Computing Bottleneck Structures at Scale for High-Precision Network Performance Analysis
Noah Amsel, Jordi Ros-Giralt, Sruthi Yellamraju, James Ezick, Brendan von Hofe, Alison Ryan, Richard Lethin
Publication Source: 2020 IEEE/ACM Innovating the Network for Data-Intensive Science (INDIS)
The Theory of Bottleneck Structures is a recently developed framework for studying the performance of data networks. It describes how local perturbations in one part of the network propagate and interact with others. This framework is a powerful analytical tool that allows network operators to make accurate predictions about network behavior and thereby optimize performance. Previous work implemented a software package for bottleneck structure analysis, but applied it only to toy examples. In this work, we introduce the first software package capable of scaling bottleneck structure analysis to production-size networks.

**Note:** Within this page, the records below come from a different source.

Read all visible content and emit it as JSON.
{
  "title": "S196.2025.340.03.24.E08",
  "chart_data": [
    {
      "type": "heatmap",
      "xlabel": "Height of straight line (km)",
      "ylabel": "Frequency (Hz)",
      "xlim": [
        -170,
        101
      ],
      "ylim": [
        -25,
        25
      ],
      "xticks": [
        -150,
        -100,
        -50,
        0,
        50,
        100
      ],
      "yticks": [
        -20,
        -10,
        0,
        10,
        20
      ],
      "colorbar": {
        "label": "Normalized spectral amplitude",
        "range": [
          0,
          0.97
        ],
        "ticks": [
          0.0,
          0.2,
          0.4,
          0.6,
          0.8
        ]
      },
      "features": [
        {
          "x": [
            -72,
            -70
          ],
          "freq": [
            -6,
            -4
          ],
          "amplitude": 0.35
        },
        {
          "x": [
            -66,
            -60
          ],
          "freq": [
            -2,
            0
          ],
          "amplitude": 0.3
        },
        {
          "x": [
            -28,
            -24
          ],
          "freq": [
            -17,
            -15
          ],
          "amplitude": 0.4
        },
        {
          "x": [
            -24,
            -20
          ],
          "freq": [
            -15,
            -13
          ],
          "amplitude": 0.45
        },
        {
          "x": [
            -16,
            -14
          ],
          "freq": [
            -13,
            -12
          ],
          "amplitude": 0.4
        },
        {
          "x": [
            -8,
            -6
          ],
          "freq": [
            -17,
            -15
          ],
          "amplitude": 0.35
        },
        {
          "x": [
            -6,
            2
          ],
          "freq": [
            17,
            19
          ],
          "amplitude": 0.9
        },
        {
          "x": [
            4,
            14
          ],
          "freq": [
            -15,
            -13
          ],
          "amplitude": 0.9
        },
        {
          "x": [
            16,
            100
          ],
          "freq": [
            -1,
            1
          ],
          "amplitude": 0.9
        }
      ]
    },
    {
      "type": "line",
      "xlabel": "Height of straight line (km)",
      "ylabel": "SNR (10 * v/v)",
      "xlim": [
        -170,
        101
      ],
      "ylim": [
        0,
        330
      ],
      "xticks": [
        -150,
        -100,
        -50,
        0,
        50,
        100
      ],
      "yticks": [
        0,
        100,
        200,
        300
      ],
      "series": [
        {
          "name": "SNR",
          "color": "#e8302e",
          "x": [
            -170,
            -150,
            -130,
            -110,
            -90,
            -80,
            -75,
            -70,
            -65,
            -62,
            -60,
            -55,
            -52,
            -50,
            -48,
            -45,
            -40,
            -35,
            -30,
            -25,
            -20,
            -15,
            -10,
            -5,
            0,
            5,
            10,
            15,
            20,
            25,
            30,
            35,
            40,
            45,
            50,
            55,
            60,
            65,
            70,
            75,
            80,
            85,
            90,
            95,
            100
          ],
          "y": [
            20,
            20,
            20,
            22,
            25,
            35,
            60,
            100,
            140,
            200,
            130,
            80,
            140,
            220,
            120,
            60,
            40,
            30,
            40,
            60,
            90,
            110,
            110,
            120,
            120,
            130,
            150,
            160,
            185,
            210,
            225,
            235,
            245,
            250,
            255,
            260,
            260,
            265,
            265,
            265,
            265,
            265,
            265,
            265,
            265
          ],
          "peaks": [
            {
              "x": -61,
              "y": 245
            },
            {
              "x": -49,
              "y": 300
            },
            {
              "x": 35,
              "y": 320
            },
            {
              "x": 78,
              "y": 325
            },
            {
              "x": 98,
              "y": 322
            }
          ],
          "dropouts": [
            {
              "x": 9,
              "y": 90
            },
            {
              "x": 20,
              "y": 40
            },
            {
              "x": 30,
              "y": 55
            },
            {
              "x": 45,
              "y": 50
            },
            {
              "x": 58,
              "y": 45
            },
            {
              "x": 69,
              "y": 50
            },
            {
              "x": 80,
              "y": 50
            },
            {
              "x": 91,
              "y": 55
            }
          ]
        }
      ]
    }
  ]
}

We benchmark our system using logs from ESnet, the Department of Energy’s high-performance data network that connects research institutions in the U.S. Using the previously published tool as a baseline, we demonstrate that our system achieves vastly improved performance, constructing the bottleneck structure graphs in 0.21 s and calculating link derivatives in 0.09 s on average. We also study the asymptotic complexity of our core algorithms, demonstrating good scaling properties and strong agreement with theoretical bounds. These results indicate that our new software package can maintain its fast performance when applied to even larger networks. They also show that our software is efficient enough to analyze rapidly changing networks in real time. Overall, we demonstrate the feasibility of applying bottleneck structure analysis to solve practical problems in large, real-world data networks.